Yes, I still need to come up with the minimum amounts at which I’ll make my donation. Frankly, at this rate,
it’ll take a miracle I’ll be glad to make a hundred bucks at this game! 🙂
I’ll conclude with the thought that by purchasing authors’ books and having the authors, in turn, give even a tenth of their net income to their favorite local bookstore(s), it could make a huge cumulative difference for all concerned. It’s as simple as the idea of a rising tide lifting all boats.
PS: Amazon made a small change to the way it sells books. Publishers are terrified.
This is taken directly from the above-referenced article:
Very recently, Amazon made a small, barely noticeable tweak to the way it sells books. And that little tweak has publishers very, very worried.
The change has to do with what Amazon calls the “Buy Box.” That’s the little box on the right-hand side of Amazon product pages that lets you buy stuff through the company’s massive retail enterprise. It looks like this:
It used to be that when you were shopping for a new copy of a book and clicked “Add to Cart,” you were buying the book from Amazon itself. Amazon, in turn, had bought the book from its publisher or its publisher’s wholesalers, just like if you went to any other bookstore selling new copies of books. There was a clear supply chain that sent your money directly into the pockets of the people who wrote and published the book you were buying.

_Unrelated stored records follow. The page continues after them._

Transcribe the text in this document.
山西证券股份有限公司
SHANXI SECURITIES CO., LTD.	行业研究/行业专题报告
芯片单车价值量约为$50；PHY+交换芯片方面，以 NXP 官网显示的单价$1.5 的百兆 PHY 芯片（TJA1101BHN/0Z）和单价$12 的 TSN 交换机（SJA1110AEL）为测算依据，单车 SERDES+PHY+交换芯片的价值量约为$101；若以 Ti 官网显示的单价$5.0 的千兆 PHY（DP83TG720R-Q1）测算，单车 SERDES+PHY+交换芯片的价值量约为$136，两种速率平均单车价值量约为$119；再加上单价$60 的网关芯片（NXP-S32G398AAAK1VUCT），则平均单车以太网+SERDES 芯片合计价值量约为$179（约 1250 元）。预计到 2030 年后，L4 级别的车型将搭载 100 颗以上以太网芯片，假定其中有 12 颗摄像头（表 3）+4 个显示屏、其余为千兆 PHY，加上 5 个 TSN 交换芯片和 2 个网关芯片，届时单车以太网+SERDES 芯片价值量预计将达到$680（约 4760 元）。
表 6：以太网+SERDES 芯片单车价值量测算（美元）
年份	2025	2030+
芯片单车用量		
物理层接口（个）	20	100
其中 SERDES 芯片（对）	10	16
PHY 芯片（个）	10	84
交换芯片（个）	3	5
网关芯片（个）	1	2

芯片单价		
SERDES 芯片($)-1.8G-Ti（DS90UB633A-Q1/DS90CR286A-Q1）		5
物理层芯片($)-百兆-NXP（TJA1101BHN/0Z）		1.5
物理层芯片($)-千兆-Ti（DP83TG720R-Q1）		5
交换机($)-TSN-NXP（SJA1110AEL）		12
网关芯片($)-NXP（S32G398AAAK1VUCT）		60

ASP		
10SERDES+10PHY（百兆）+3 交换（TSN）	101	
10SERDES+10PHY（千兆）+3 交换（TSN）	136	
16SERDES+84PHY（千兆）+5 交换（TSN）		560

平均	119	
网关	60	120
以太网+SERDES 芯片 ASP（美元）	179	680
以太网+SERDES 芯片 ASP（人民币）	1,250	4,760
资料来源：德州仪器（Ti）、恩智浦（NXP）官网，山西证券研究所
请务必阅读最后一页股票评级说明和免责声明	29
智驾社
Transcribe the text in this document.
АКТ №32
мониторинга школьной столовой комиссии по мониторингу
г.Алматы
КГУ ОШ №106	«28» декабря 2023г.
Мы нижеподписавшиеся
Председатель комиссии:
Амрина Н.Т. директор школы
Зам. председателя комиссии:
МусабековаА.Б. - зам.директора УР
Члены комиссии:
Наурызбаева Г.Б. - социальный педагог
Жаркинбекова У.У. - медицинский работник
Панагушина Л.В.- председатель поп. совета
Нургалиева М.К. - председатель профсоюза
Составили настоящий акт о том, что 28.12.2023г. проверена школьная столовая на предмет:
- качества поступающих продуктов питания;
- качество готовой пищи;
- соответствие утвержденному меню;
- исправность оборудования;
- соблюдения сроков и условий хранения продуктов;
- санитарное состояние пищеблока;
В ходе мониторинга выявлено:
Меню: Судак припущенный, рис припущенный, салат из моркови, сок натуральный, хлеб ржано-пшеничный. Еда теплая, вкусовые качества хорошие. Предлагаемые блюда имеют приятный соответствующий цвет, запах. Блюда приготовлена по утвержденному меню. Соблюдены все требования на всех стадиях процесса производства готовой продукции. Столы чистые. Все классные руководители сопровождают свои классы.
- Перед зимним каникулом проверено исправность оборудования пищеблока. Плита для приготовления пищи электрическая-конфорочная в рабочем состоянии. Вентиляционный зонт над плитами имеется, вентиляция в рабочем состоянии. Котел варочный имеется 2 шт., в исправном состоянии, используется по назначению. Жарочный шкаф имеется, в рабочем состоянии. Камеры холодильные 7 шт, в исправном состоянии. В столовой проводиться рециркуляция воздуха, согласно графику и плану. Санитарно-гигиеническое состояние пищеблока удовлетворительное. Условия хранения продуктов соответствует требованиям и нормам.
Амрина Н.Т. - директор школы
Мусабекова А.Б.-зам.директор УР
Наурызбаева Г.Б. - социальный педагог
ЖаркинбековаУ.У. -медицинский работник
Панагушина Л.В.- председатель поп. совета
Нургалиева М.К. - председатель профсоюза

But now, reports the Huffington Post, that’s no longer the default scenario. Now you might be buying the book from Amazon, or you might be buying it from a third-party seller. And there’s no guarantee that if the latter is true, said third-party seller bought the book from the publisher. In fact, it’s most likely they didn’t.
Which means the publisher might not be getting paid. And, by extension, neither is the author.
Understandably, both publishers and authors are deeply unhappy about this change.